Clear cutting costs

Une coupe à blanc dans les coûts

La Semaine nationale de l’arbre et des forêts se déroule du 23 au 29 septembre - Des économies pour l’industrie forestière
24 septembre 2012

Les dernières années ont été difficiles pour l’industrie forestière. La hausse des coûts de l’énergie, du bois et de la main-d’œuvre, l’effondrement de la demande et la remontée du dollar canadien sont venus souffler la tourmente sur plus de 300 collectivités au pays dont près de la moitié de l’économie locale dépend de cette industrie.

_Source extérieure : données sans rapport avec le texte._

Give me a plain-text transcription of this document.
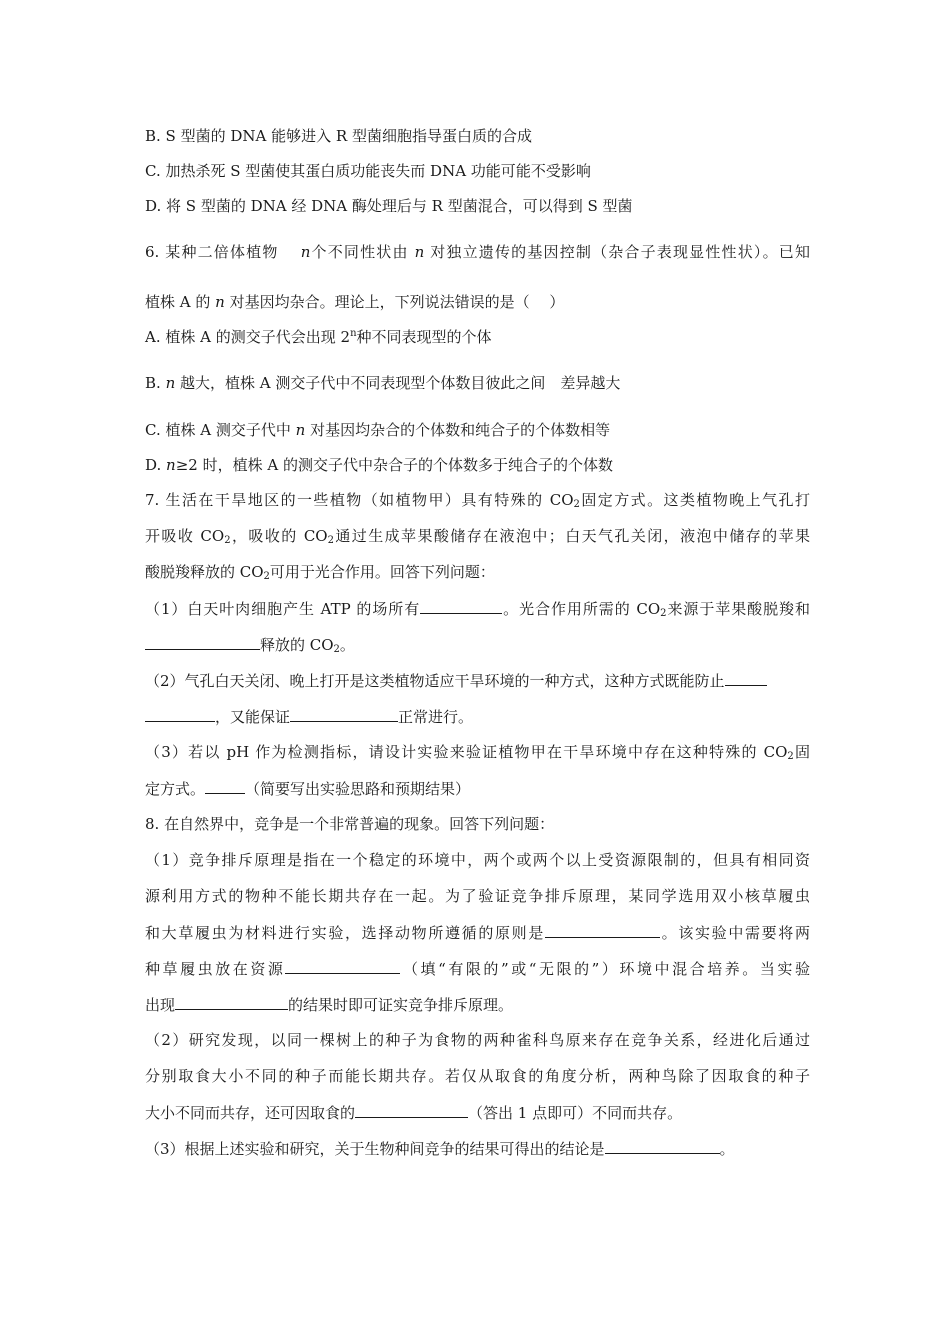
B. S 型菌的 DNA 能够进入 R 型菌细胞指导蛋白质的合成
C. 加热杀死 S 型菌使其蛋白质功能丧失而 DNA 功能可能不受影响
D. 将 S 型菌的 DNA 经 DNA 酶处理后与 R 型菌混合，可以得到 S 型菌
6. 某种二倍体植物　 n个不同性状由 n 对独立遗传的基因控制（杂合子表现显性性状）。已知
植株 A 的 n 对基因均杂合。理论上，下列说法错误的是（　 ）
A. 植株 A 的测交子代会出现 2$^n$种不同表现型的个体
B. n 越大，植株 A 测交子代中不同表现型个体数目彼此之间　差异越大
C. 植株 A 测交子代中 n 对基因均杂合的个体数和纯合子的个体数相等
D. n≥2 时，植株 A 的测交子代中杂合子的个体数多于纯合子的个体数
7. 生活在干旱地区的一些植物（如植物甲）具有特殊的 $CO_2$固定方式。这类植物晚上气孔打
开吸收 $CO_2$，吸收的 $CO_2$通过生成苹果酸储存在液泡中；白天气孔关闭，液泡中储存的苹果
酸脱羧释放的 $CO_2$可用于光合作用。回答下列问题：
（1）白天叶肉细胞产生 ATP 的场所有	。光合作用所需的 $CO_2$来源于苹果酸脱羧和
释放的 $CO_2$。
（2）气孔白天关闭、晚上打开是这类植物适应干旱环境的一种方式，这种方式既能防止
，又能保证	正常进行。
（3）若以 pH 作为检测指标，请设计实验来验证植物甲在干旱环境中存在这种特殊的 $CO_2$固
定方式。	（简要写出实验思路和预期结果）
8. 在自然界中，竞争是一个非常普遍的现象。回答下列问题：
（1）竞争排斥原理是指在一个稳定的环境中，两个或两个以上受资源限制的，但具有相同资
源利用方式的物种不能长期共存在一起。为了验证竞争排斥原理，某同学选用双小核草履虫
和大草履虫为材料进行实验，选择动物所遵循的原则是	。该实验中需要将两
种草履虫放在资源	（填“有限的”或“无限的”）环境中混合培养。当实验
出现	的结果时即可证实竞争排斥原理。
（2）研究发现，以同一棵树上的种子为食物的两种雀科鸟原来存在竞争关系，经进化后通过
分别取食大小不同的种子而能长期共存。若仅从取食的角度分析，两种鸟除了因取食的种子
大小不同而共存，还可因取食的	（答出 1 点即可）不同而共存。
（3）根据上述实验和研究，关于生物种间竞争的结果可得出的结论是	。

Selon l’Association des produits forestiers du Canada, près de 87 000 emplois liés à la foresterie ont été perdus depuis 2006. Compte tenu du salaire moyen de plus de 50 000 dollars versé dans le secteur en 2010, les collectivités ne peuvent tout simplement pas perdre ces emplois bien rémunérés.

Des modèles mathématiques conçus par l’ingénieure commerciale Sophie D’Amours de l’Université Laval viennent à la rescousse de l’industrie. Les algorithmes visent à rationaliser la chaîne d’approvisionnement pour aider les gestionnaires à prendre des décisions plus éclairées et ainsi à réduire les coûts.

« Nous collaborons beaucoup avec l’industrie des pâtes et papier pour l’aider à planifier ses investissements, l’emplacement de ses usines et ses stratégies en matière de capacité, de produits et de distribution, dit l’ingénieure. L’enjeu consiste à prendre des décisions dans un marché plein d’incertitudes. »

Ce qui est certain, par contre, c’est que le recul des mises en chantier aux États-Unis (près de 80 pour cent du bois d’œuvre canadien est destiné à la construction domiciliaire américaine) et la réduction importante de la demande en papier journal ont nui à l’industrie.

Les travaux de Mme D’Amours et de son équipe démontrent que les entreprises qui suivent leurs modèles d’affaires peuvent, dans certains cas, abaisser leurs coûts de 20 pour cent. En collaboration avec des partenaires de l’industrie comme Kruger, Maibec et Domtar, l’équipe a analysé diverses pratiques commerciales, notamment les systèmes de coupe des rouleaux de papier afin de minimiser les pertes et de réduire les coûts d’entreposage et de transport.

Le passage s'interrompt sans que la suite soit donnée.